L'INPS di questo povero è il cassonetto. L'INPS di questo ricco sono i poveri.
È vergognoso che un uomo percepisca un reddito superiore a 50.000 € al mese e altri debbano cercare cibo nel bidone dell'immondizia, con in dosso una giaccavento strappata in più punti:
"Il ricco domina sul povero, e chi prende in prestito è schiavo di chi presta." Proverbi 22:7
50.000 € dovrebbe essere il limite del reddito procapite mensile massimo che si dovrebbe permettere di percepire, prelevando l'esubero per chi guadagna di più e devolverlo categoricamente ai poveri non viziati.
"La prosperità del ricco è la sua roccaforte: nella sua immaginazione è come un muro difensivo." Proverbi 18:11
Non suggerisco l'idea che ogni cittadino che superi i settant'anni debba avere almeno mille € al mese, ma che debba avere vitto e alloggio, con una minima assistenza sanitaria. Un letto, una stanza, e cure assistenziali, senza sbordare nel lusso.
"Quindi, avendo di che mangiare e di che vestirci, di queste cose ci accontenteremo." 1 Timoteo 6:8
Dovrebbe vergognarsi quel politico che si identifica come benefattore di giustizia del cittadino e poi chiude gli occhi per non vedere il popolo indigente, e chiude gli orecchi per non sentire le lamentele dei poveri, costui è simile al predicatore domenicale che dal pulpito della chiesa sbraita qual'è il dovere del parrocchiano:
"Perciò fate e osservate tutte le cose che vi dicono, ma non agite come loro, perché parlano ma non mettono in pratica quello che dicono." Matteo 23:3
Provvedendo vitto e alloggio a tutti i bisognosi oltre i settant'anni non solo si fa un gesto di giustizia, ma si eliminano molti grattacapi, lamentele e proteste, pacifiche e violente che possono scatenare i poveri, mentre ai ricchi e potenti, si applicano le parole che furono rivolte ai capi d'Israele:
“Questo è ciò che il Sovrano Signore Geova dice: ‘Basta, capi d’Israele!’ “‘Mettete fine alla vostra violenza e alla vostra oppressione, e fate ciò che è retto e giusto. Smettete di espropriare il popolo delle sue proprietà’, dichiara il Sovrano Signore Geova." Ezechiele 45:9
Allora nessuno potrà dire sono solo, abbandonato e rifiutato dalla società, per questo motivo rubo e mi ribello.
Il link della seguente canzone lo conferma.

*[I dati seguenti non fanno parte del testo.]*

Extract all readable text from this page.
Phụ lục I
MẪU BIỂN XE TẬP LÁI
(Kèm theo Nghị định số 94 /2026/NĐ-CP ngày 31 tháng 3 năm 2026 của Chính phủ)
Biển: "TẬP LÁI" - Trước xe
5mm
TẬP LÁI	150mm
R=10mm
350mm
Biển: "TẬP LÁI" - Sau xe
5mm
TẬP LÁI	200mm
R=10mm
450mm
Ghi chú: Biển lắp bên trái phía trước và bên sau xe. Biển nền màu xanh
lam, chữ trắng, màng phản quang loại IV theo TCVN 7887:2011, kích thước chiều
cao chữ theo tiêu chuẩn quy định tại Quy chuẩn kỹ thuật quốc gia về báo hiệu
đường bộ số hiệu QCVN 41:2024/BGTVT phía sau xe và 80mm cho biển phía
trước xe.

https://www.jw.org/open?docid=1014250&prefer=lang&wtlocale=I
Chi ha cura del povero si toglie la macchia della vergogna.
I ricchi e i governanti, si acquistano la stima del popolo, cancellando la vergogna, e dimostrano empatia verso il povero.
Voi che potete non siate indifferenti, ma operate per rivestire autorevolezza, lo potete fare è alla vostra portata.
Il povero se si coalizza è da temere, perché non solo ha niente da perdere ma è costretto a rubare, inoltre l'ingiustizia che lo carica d'odio lo rende pericoloso.
Mentre se il povero ha il necessario, sarete felici in due:
Felice è chiunque mostra considerazione al misero; nel giorno della calamità Geova lo salverà." Salmo 41:1
Chi vivrà vedrà.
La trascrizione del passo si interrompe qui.